連話§ワタシの酒肴[40]しゃぶしゃぶ

[承前]

このところ食べるのはもっぱら豚しゃぶである。我が家では亭主が横
着なので、食卓で肉を“しゃぶしゃぶ”しない。キッチンでしゃぶし
ゃぶした肉を、たっぷりの茹でモヤシの上にのせて持ってくるのだ。

それをポン酢醤油で、もふもふといただく段取りなのである。他の人
は知らないが、しゃぶしゃぶはご飯のおかずにはならない。きっぱり
なってくれないのである。

だからご飯を食べる時に、しゃぶしゃぶは食べ終わっていなくてはな
らない。そういう意味でしゃぶしゃぶは酒肴としてのステイタスを確
立していると言えるだろう。

ではあるが、今ひとつインパクトに欠けるなあというのもまた本音。
どうやら本能的に、油の抜けた肉なるものに不信感を抱いているよう
な節がある。

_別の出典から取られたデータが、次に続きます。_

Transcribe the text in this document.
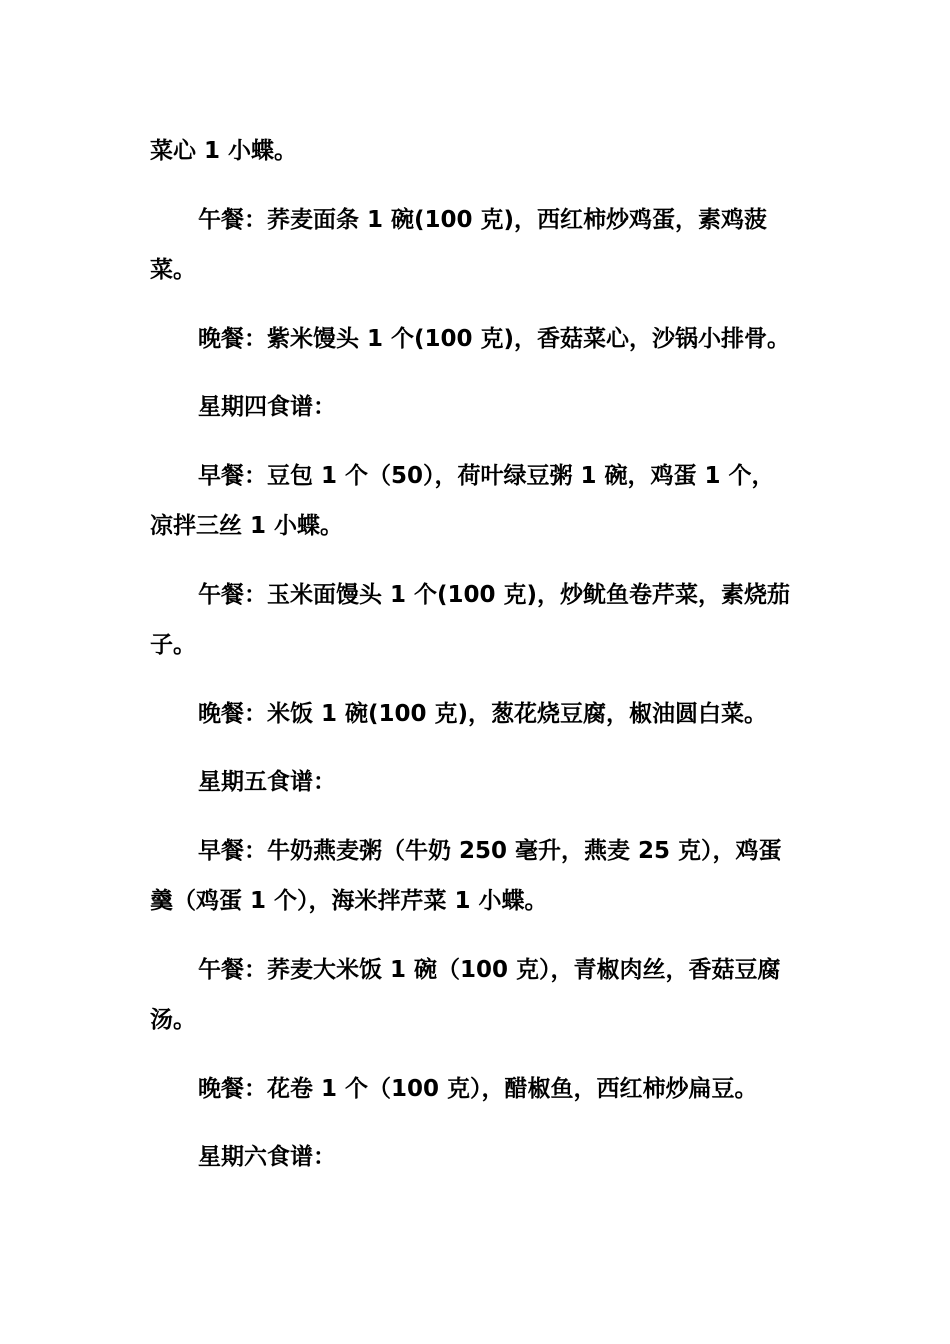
菜心 1 小蝶。

午餐：荞麦面条 1 碗(100 克)，西红柿炒鸡蛋，素鸡菠菜。

晚餐：紫米馒头 1 个(100 克)，香菇菜心，沙锅小排骨。

星期四食谱：

早餐：豆包 1 个（50），荷叶绿豆粥 1 碗，鸡蛋 1 个，凉拌三丝 1 小蝶。

午餐：玉米面馒头 1 个(100 克)，炒鱿鱼卷芹菜，素烧茄子。

晚餐：米饭 1 碗(100 克)，葱花烧豆腐，椒油圆白菜。

星期五食谱：

早餐：牛奶燕麦粥（牛奶 250 毫升，燕麦 25 克），鸡蛋羹（鸡蛋 1 个），海米拌芹菜 1 小蝶。

午餐：荞麦大米饭 1 碗（100 克），青椒肉丝，香菇豆腐汤。

晚餐：花卷 1 个（100 克），醋椒鱼，西红柿炒扁豆。

星期六食谱：
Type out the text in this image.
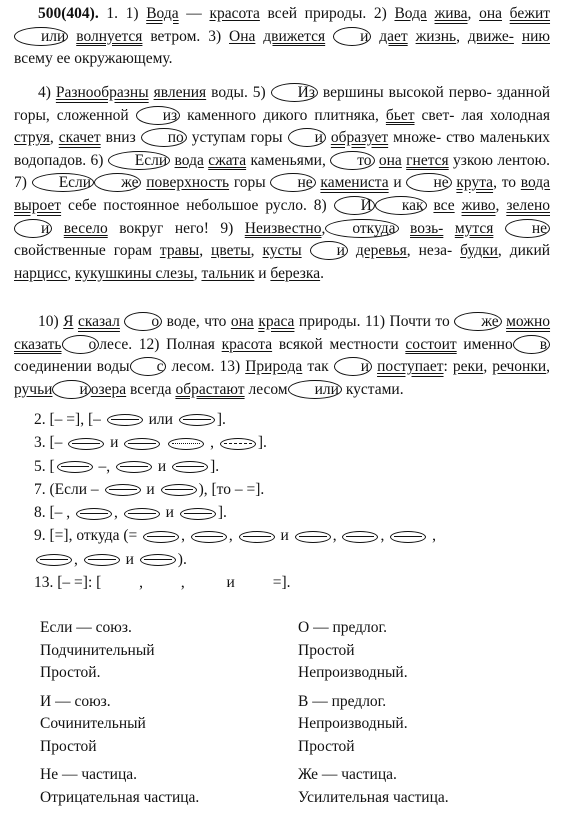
500(404). 1. 1) Вода — красота всей природы. 2) Вода жива, она бежит или волнуется ветром. 3) Она движется и дает жизнь, движе- нию всему ее окружающему.

4) Разнообразны явления воды. 5) Из вершины высокой перво- зданной горы, сложенной из каменного дикого плитняка, бьет свет- лая холодная струя, скачет вниз по уступам горы и образует множе- ство маленьких водопадов. 6) Если вода сжата каменьями, то она гнется узкою лентою. 7) Если же поверхность горы не камениста и не крута, то вода выроет себе постоянное небольшое русло. 8) И как все живо, зелено и весело вокруг него! 9) Неизвестно, откуда возь- мутся не свойственные горам травы, цветы, кусты и деревья, неза- будки, дикий нарцисс, кукушкины слезы, тальник и березка.

10) Я сказал о воде, что она краса природы. 11) Почти то же можно сказать о лесе. 12) Полная красота всякой местности состоит именно в соединении воды с лесом. 13) Природа так и поступает: реки, речонки, ручьи и озера всегда обрастают лесом или кустами.

2. [– =], [–	или	].
3. [–	и	,	].
5. [	–,	и	].
7. (Если –	и	), [то – =].
8. [– ,	,	и	].
9. [=], откуда (=	,	,	и	,	,	,
,	и	).
13. [– =]: [ , ,  и =].
Если — союз.
Подчинительный
Простой.
И — союз.
Сочинительный
Простой
Не — частица.
Отрицательная частица.
О — предлог.
Простой
Непроизводный.
В — предлог.
Непроизводный.
Простой
Же — частица.
Усилительная частица.
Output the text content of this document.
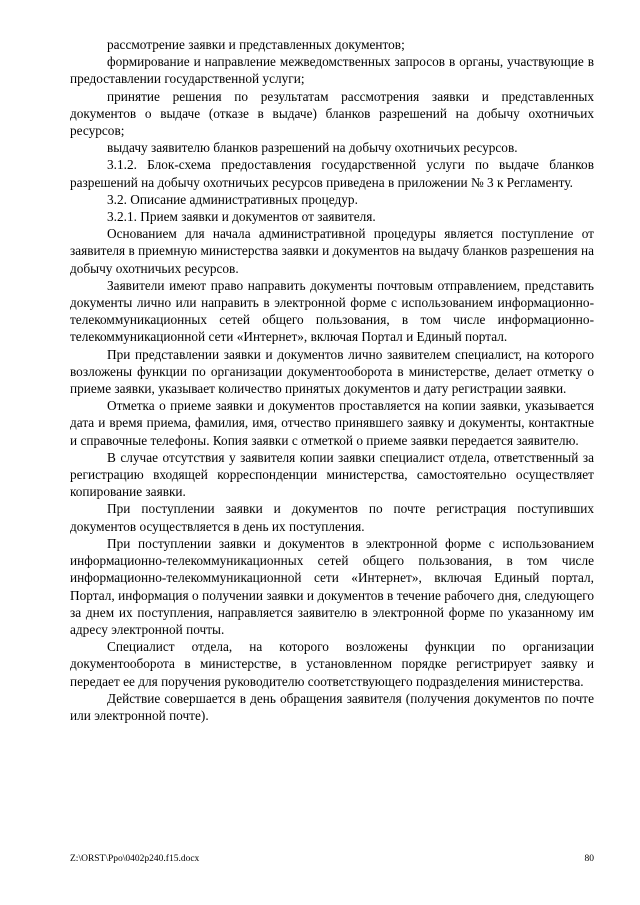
рассмотрение заявки и представленных документов;

формирование и направление межведомственных запросов в органы, участвующие в предоставлении государственной услуги;

принятие решения по результатам рассмотрения заявки и представленных документов о выдаче (отказе в выдаче) бланков разрешений на добычу охотничьих ресурсов;

выдачу заявителю бланков разрешений на добычу охотничьих ресурсов.

3.1.2. Блок-схема предоставления государственной услуги по выдаче бланков разрешений на добычу охотничьих ресурсов приведена в приложении № 3 к Регламенту.

3.2. Описание административных процедур.

3.2.1. Прием заявки и документов от заявителя.

Основанием для начала административной процедуры является поступление от заявителя в приемную министерства заявки и документов на выдачу бланков разрешения на добычу охотничьих ресурсов.

Заявители имеют право направить документы почтовым отправлением, представить документы лично или направить в электронной форме с использованием информационно-телекоммуникационных сетей общего пользования, в том числе информационно-телекоммуникационной сети «Интернет», включая Портал и Единый портал.

При представлении заявки и документов лично заявителем специалист, на которого возложены функции по организации документооборота в министерстве, делает отметку о приеме заявки, указывает количество принятых документов и дату регистрации заявки.

Отметка о приеме заявки и документов проставляется на копии заявки, указывается дата и время приема, фамилия, имя, отчество принявшего заявку и документы, контактные и справочные телефоны. Копия заявки с отметкой о приеме заявки передается заявителю.

В случае отсутствия у заявителя копии заявки специалист отдела, ответственный за регистрацию входящей корреспонденции министерства, самостоятельно осуществляет копирование заявки.

При поступлении заявки и документов по почте регистрация поступивших документов осуществляется в день их поступления.

При поступлении заявки и документов в электронной форме с использованием информационно-телекоммуникационных сетей общего пользования, в том числе информационно-телекоммуникационной сети «Интернет», включая Единый портал, Портал, информация о получении заявки и документов в течение рабочего дня, следующего за днем их поступления, направляется заявителю в электронной форме по указанному им адресу электронной почты.

Специалист отдела, на которого возложены функции по организации документооборота в министерстве, в установленном порядке регистрирует заявку и передает ее для поручения руководителю соответствующего подразделения министерства.

Действие совершается в день обращения заявителя (получения документов по почте или электронной почте).

Z:\ORST\Ppo\0402p240.f15.docx	80
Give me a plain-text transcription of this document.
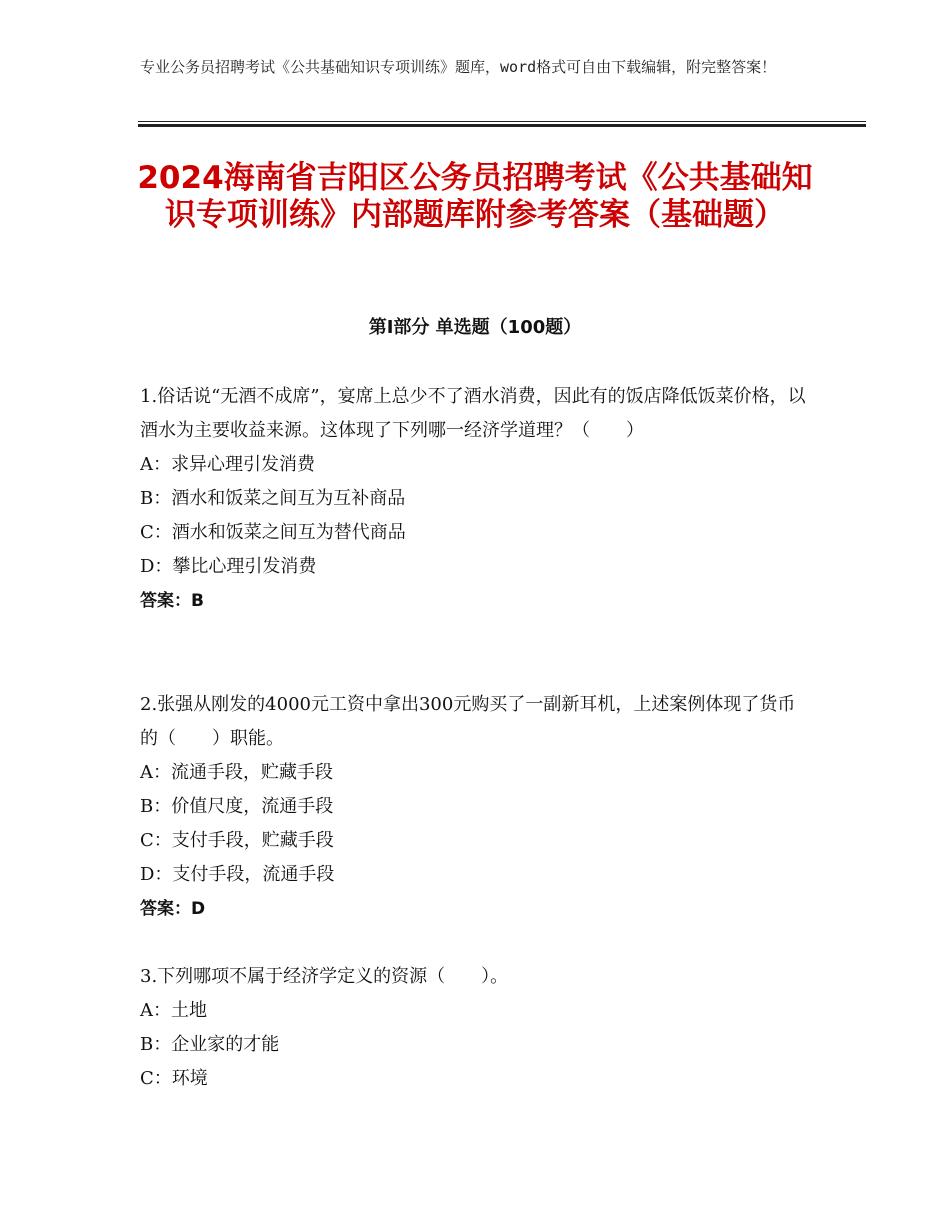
专业公务员招聘考试《公共基础知识专项训练》题库，word格式可自由下载编辑，附完整答案！
2024海南省吉阳区公务员招聘考试《公共基础知识专项训练》内部题库附参考答案（基础题）
第Ⅰ部分 单选题（100题）

1.俗话说“无酒不成席”，宴席上总少不了酒水消费，因此有的饭店降低饭菜价格，以酒水为主要收益来源。这体现了下列哪一经济学道理？（　　）

A：求异心理引发消费

B：酒水和饭菜之间互为互补商品

C：酒水和饭菜之间互为替代商品

D：攀比心理引发消费

答案：B

2.张强从刚发的4000元工资中拿出300元购买了一副新耳机，上述案例体现了货币的（　　）职能。

A：流通手段，贮藏手段

B：价值尺度，流通手段

C：支付手段，贮藏手段

D：支付手段，流通手段

答案：D

3.下列哪项不属于经济学定义的资源（　　）。

A：土地

B：企业家的才能

C：环境
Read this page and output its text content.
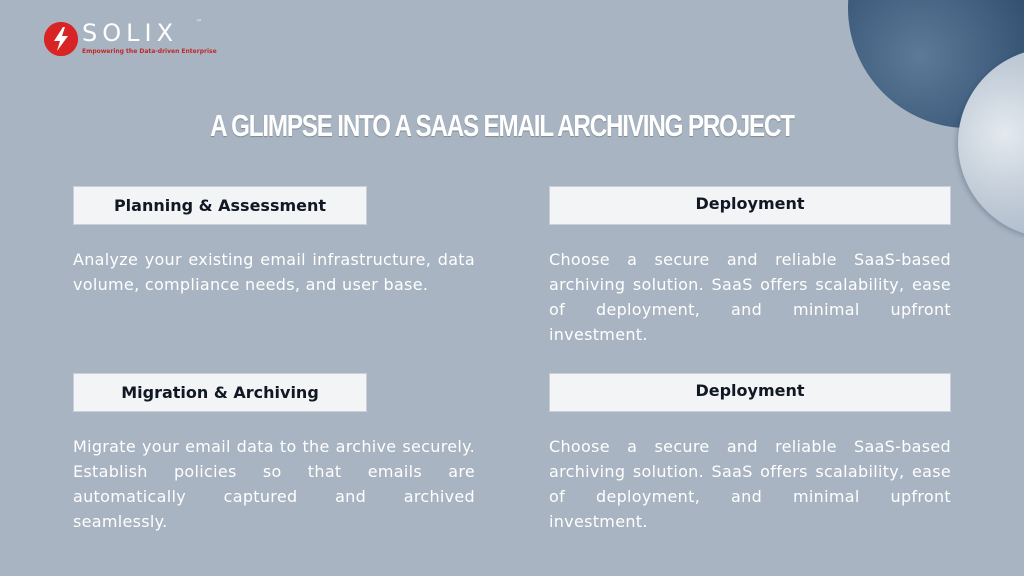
SOLIX	™
Empowering the Data-driven Enterprise
A GLIMPSE INTO A SAAS EMAIL ARCHIVING PROJECT
Planning & Assessment
Analyze your existing email infrastructure, data volume, compliance needs, and user base.
Deployment
Choose a secure and reliable SaaS-based archiving solution. SaaS offers scalability, ease of deployment, and minimal upfront investment.
Migration & Archiving
Migrate your email data to the archive securely. Establish policies so that emails are automatically captured and archived seamlessly.
Deployment
Choose a secure and reliable SaaS-based archiving solution. SaaS offers scalability, ease of deployment, and minimal upfront investment.
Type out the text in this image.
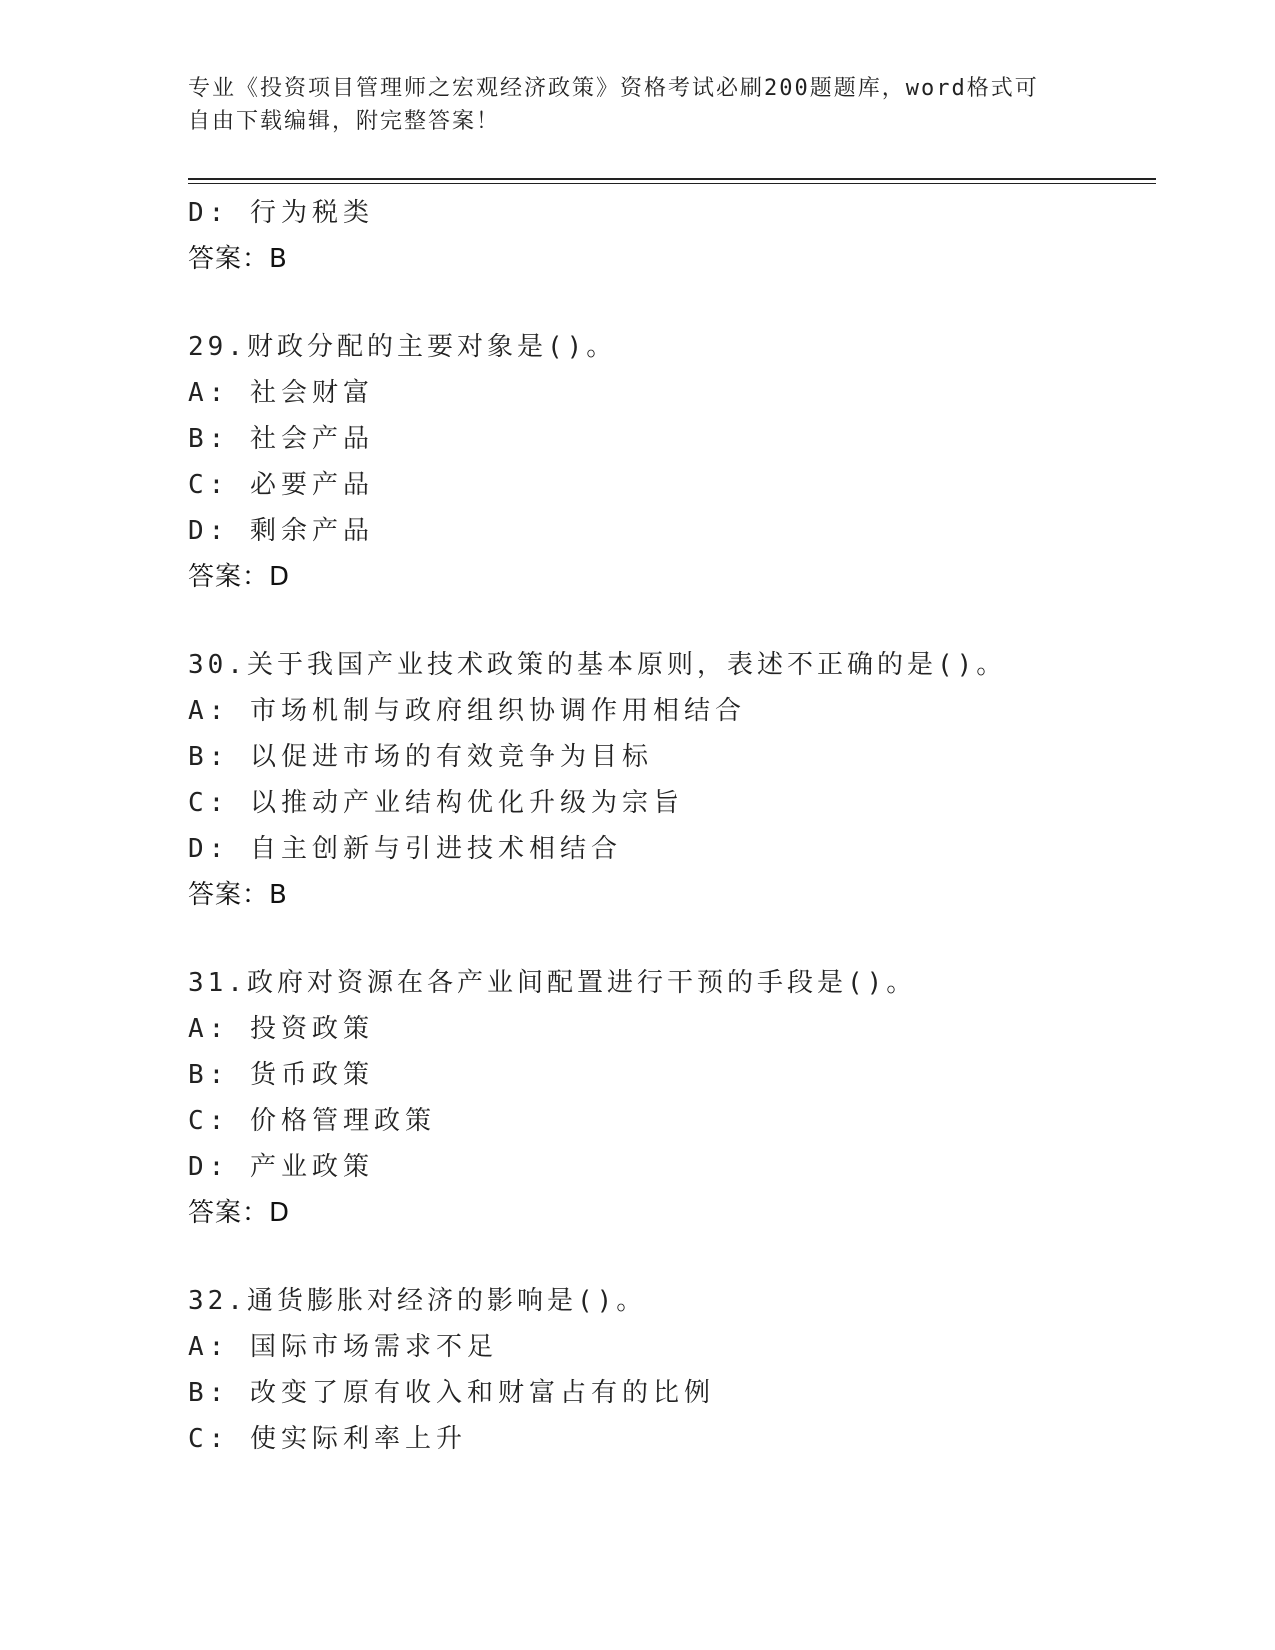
专业《投资项目管理师之宏观经济政策》资格考试必刷200题题库，word格式可
自由下载编辑，附完整答案！
D: 行为税类
答案：B
29.财政分配的主要对象是()。
A: 社会财富
B: 社会产品
C: 必要产品
D: 剩余产品
答案：D
30.关于我国产业技术政策的基本原则，表述不正确的是()。
A: 市场机制与政府组织协调作用相结合
B: 以促进市场的有效竞争为目标
C: 以推动产业结构优化升级为宗旨
D: 自主创新与引进技术相结合
答案：B
31.政府对资源在各产业间配置进行干预的手段是()。
A: 投资政策
B: 货币政策
C: 价格管理政策
D: 产业政策
答案：D
32.通货膨胀对经济的影响是()。
A: 国际市场需求不足
B: 改变了原有收入和财富占有的比例
C: 使实际利率上升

もちろん量を食べるわけではないからそれなりの豚肉を
買ってきているのだが、あまりにあっさりと食べられてしまうので、
物足りなさが残るのもまた正直なところなのである。

つまり要するに、まだまだ焼肉みたいなのを欲しているということの
ようなのだ。しゃぶしゃぶはしゃぶしゃぶとして、もちろんおいしい
ということを踏まえて、まだもう少し焼肉にしがみついていたい……
そんなギリギリのお年頃でもあるようだ。